SHESAID resident psychologist Kim Chartres answers your most awkward and confronting questions.
I’ve been getting quite close to a male colleague of mine recently. For the past year we’ve grown into really good friends, we have stacks in common and I really enjoy being around him, but at the last few work functions we both got quite drunk and told each other we were attracted to each other. Nothing happened because we both have long-term partners, but I feel quite guilty.
Lately I’ve found myself dreaming about being with him quite a lot. Am I being unfair to my partner? I still love my boyfriend very much.
I saw an interview with Johnny Depp once and the concept of what he had to say, might cast some perspective on your situation. Deep old Johnny suggested it’s impossible to love two people intimately at the same time, because if you truly loved the first person, a second would never have had the opportunity to make their way into your heart in the first place.
I’d have to agree with Johnny. When you really are totally and completely in love with someone, you simply don’t develop feelings for anyone else. You’d never intentionally do anything to hurt them and you respect them enough to be completely honest with them, even if you have to look into their eyes and see their utter disappointment.
You may think it’s love. It may even feel and look like love, but when put to the test and you find someone else compatible and attractive, you’d never allow yourself to get close to them, in any capacity, because it’s setting yourself up for developing that attraction further, which sounds like you and your colleague have done.
Additionally, you mention dreaming about being with this other person, which indicates there’s something missing from your current relationship, despite the feelings you claim to have. This suggests to me that it’s probably time to reevaluate your relationship and either search for what’s missing and try to fix it together or be kind to yourself and your current partner and move on.

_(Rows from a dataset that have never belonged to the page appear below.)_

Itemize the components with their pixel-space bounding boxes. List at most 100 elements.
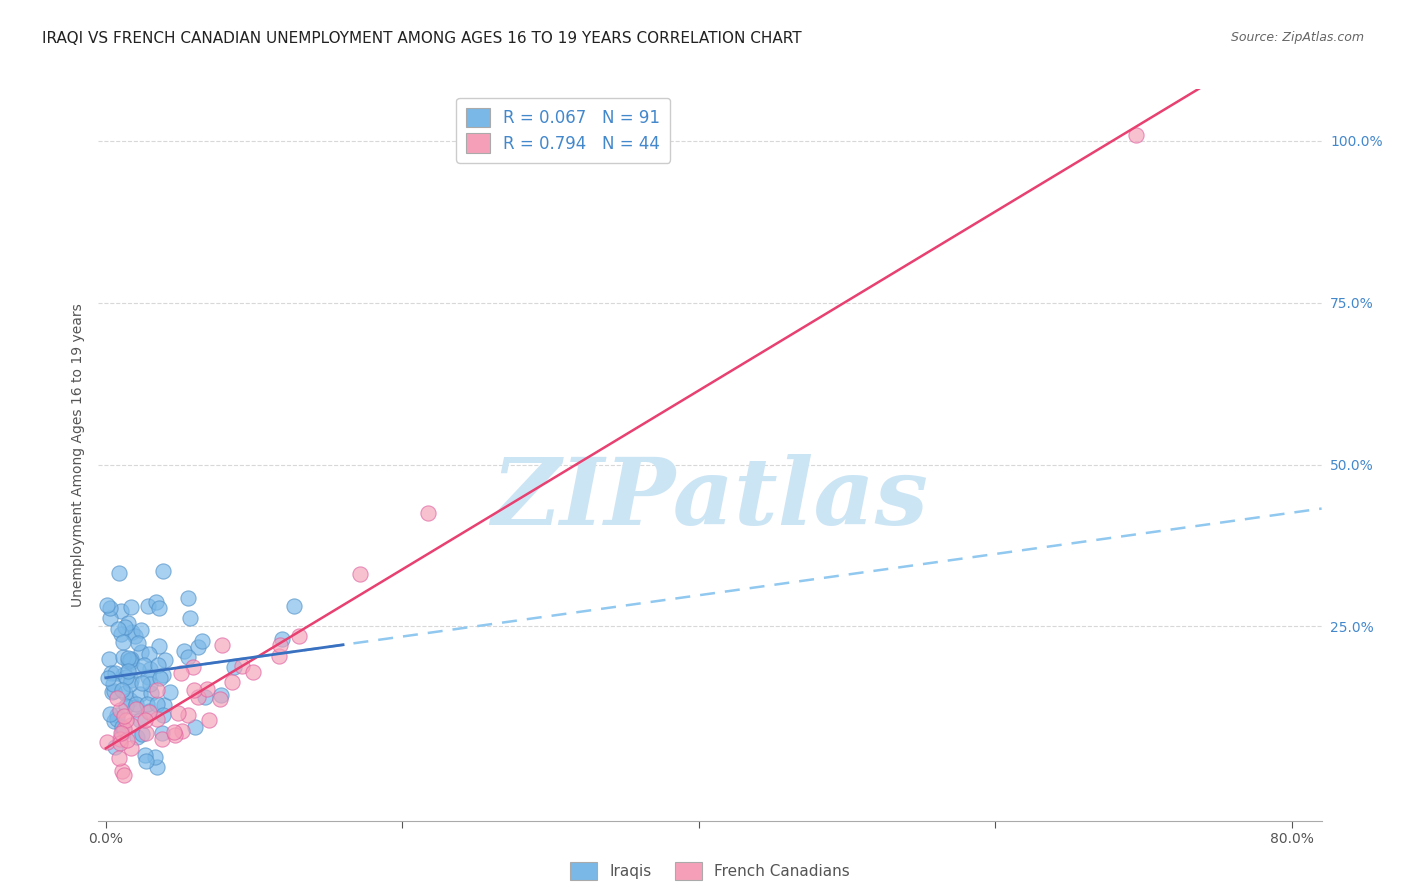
Point bbox=[179, 611, 201, 625]
Point bbox=[98, 707, 121, 722]
Point bbox=[128, 714, 150, 728]
Point bbox=[103, 714, 125, 729]
Point bbox=[152, 667, 174, 681]
Point bbox=[110, 703, 132, 717]
Point bbox=[177, 707, 200, 722]
Point bbox=[120, 655, 142, 669]
Point bbox=[111, 649, 134, 664]
Point bbox=[98, 601, 121, 615]
Point bbox=[163, 725, 186, 739]
Point bbox=[114, 669, 136, 683]
Point bbox=[105, 713, 128, 727]
Point bbox=[125, 731, 148, 745]
Point bbox=[209, 691, 232, 706]
Point bbox=[100, 666, 122, 681]
Point bbox=[120, 718, 142, 732]
Y-axis label: Unemployment Among Ages 16 to 19 years: Unemployment Among Ages 16 to 19 years bbox=[70, 303, 84, 607]
Point bbox=[131, 727, 153, 741]
Point bbox=[167, 706, 190, 721]
Point bbox=[114, 698, 136, 713]
Point bbox=[134, 713, 156, 727]
Point bbox=[98, 610, 121, 624]
Point bbox=[110, 604, 132, 618]
Legend: Iraqis, French Canadians: Iraqis, French Canadians bbox=[564, 856, 856, 886]
Point bbox=[267, 648, 290, 663]
Point bbox=[121, 624, 143, 639]
Point bbox=[159, 685, 181, 699]
Point bbox=[104, 665, 127, 680]
Point bbox=[231, 659, 253, 673]
Point bbox=[117, 664, 139, 678]
Point bbox=[117, 616, 139, 631]
Point bbox=[143, 749, 166, 764]
Point bbox=[118, 653, 141, 667]
Point bbox=[224, 659, 246, 673]
Point bbox=[107, 566, 129, 580]
Point bbox=[177, 649, 200, 664]
Point bbox=[114, 686, 136, 700]
Point bbox=[125, 698, 148, 712]
Point bbox=[128, 687, 150, 701]
Point bbox=[283, 599, 305, 613]
Point bbox=[124, 629, 146, 643]
Point bbox=[1125, 128, 1147, 142]
Point bbox=[138, 647, 160, 661]
Point bbox=[104, 740, 127, 755]
Point bbox=[198, 713, 221, 727]
Point bbox=[100, 685, 122, 699]
Point bbox=[138, 704, 160, 718]
Point bbox=[148, 639, 170, 653]
Point bbox=[96, 598, 118, 612]
Point bbox=[96, 735, 118, 749]
Point bbox=[135, 754, 157, 768]
Point bbox=[145, 697, 167, 711]
Point bbox=[103, 677, 125, 691]
Point bbox=[152, 708, 174, 723]
Point bbox=[209, 688, 232, 702]
Point bbox=[97, 651, 120, 665]
Text: Source: ZipAtlas.com: Source: ZipAtlas.com bbox=[1230, 31, 1364, 45]
Point bbox=[110, 627, 132, 641]
Point bbox=[139, 662, 162, 676]
Point bbox=[129, 623, 152, 637]
Point bbox=[145, 682, 167, 697]
Point bbox=[112, 722, 135, 736]
Point bbox=[191, 634, 214, 648]
Point bbox=[120, 599, 142, 614]
Text: ZIPatlas: ZIPatlas bbox=[492, 454, 928, 544]
Point bbox=[108, 732, 131, 747]
Point bbox=[187, 640, 209, 654]
Point bbox=[149, 671, 172, 685]
Point bbox=[111, 725, 134, 739]
Point bbox=[183, 683, 205, 698]
Point bbox=[288, 629, 311, 643]
Point bbox=[136, 670, 159, 684]
Point bbox=[165, 728, 187, 742]
Point bbox=[146, 760, 169, 774]
Point bbox=[114, 714, 136, 728]
Point bbox=[120, 692, 142, 706]
Point bbox=[170, 665, 193, 680]
Point bbox=[269, 638, 291, 652]
Point bbox=[155, 653, 177, 667]
Point bbox=[111, 764, 134, 779]
Point bbox=[194, 690, 217, 704]
Point bbox=[125, 702, 148, 716]
Point bbox=[108, 736, 131, 750]
Point bbox=[135, 726, 157, 740]
Point bbox=[112, 768, 135, 782]
Point bbox=[131, 645, 153, 659]
Point bbox=[136, 697, 159, 711]
Point bbox=[107, 623, 129, 637]
Point bbox=[118, 676, 141, 690]
Point bbox=[221, 675, 243, 690]
Point bbox=[105, 707, 128, 722]
Point bbox=[115, 733, 138, 747]
Point bbox=[349, 566, 371, 581]
Point bbox=[112, 709, 135, 723]
Point bbox=[105, 691, 128, 706]
Point bbox=[150, 726, 173, 740]
Point bbox=[173, 643, 195, 657]
Point bbox=[172, 724, 194, 739]
Point bbox=[120, 673, 142, 688]
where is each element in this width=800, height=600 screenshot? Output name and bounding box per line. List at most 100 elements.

The fact that your current relationships are primarily what stopped you both from taking your friendship to the next level is another issue. While it was a positive thing you didn’t give into temptation and both considered your current partners, it indicates your colleague is obviously experiencing some sort of void in his relationship too. Combined, you are both getting your emotional needs met through this friendship but unfortunately you’re also both playing with fire.
So, to answer your question regarding whether or not you’re being unfair to your boyfriend, I’m going to be blatantly honest with you and and say, yes you are. Your feeling of guilt basically confirms you’re doing something you know will hurt your partner. Plus it demonstrates you know what you’ve done is wrong, regardless of anything physical taking place. Emotional cheating can be equally, if not more hurtful, than physically cheating. That’s because it’s not simply a weak moment of physical attraction or a relationship based upon sex but attraction that is far more substantial.
Your guilt is also indicative of keeping this secret from your partner. If you do care about him, you need to come clean and tell him. Not necessarily about your dreams, because they are your private thoughts, but about feeling attracted to someone else. This will either make your relationship stronger and you can work on whatever is missing between the two of you, or it will go the other way and you’ll both decide to end it.
Whatever you decide to do about this situation, I wish you the best of luck. Be courageous, honest, tell him only what’s relevant, and everything will work itself out.
One final word of advice though. If everything does work out for the better with your current partner, back off on the friendship with your colleague. Instead, concentrate on filling the void of whatever’s missing in your current relationship that caused you to get so close to someone else in the first place and focus on building a stronger bond with your partner.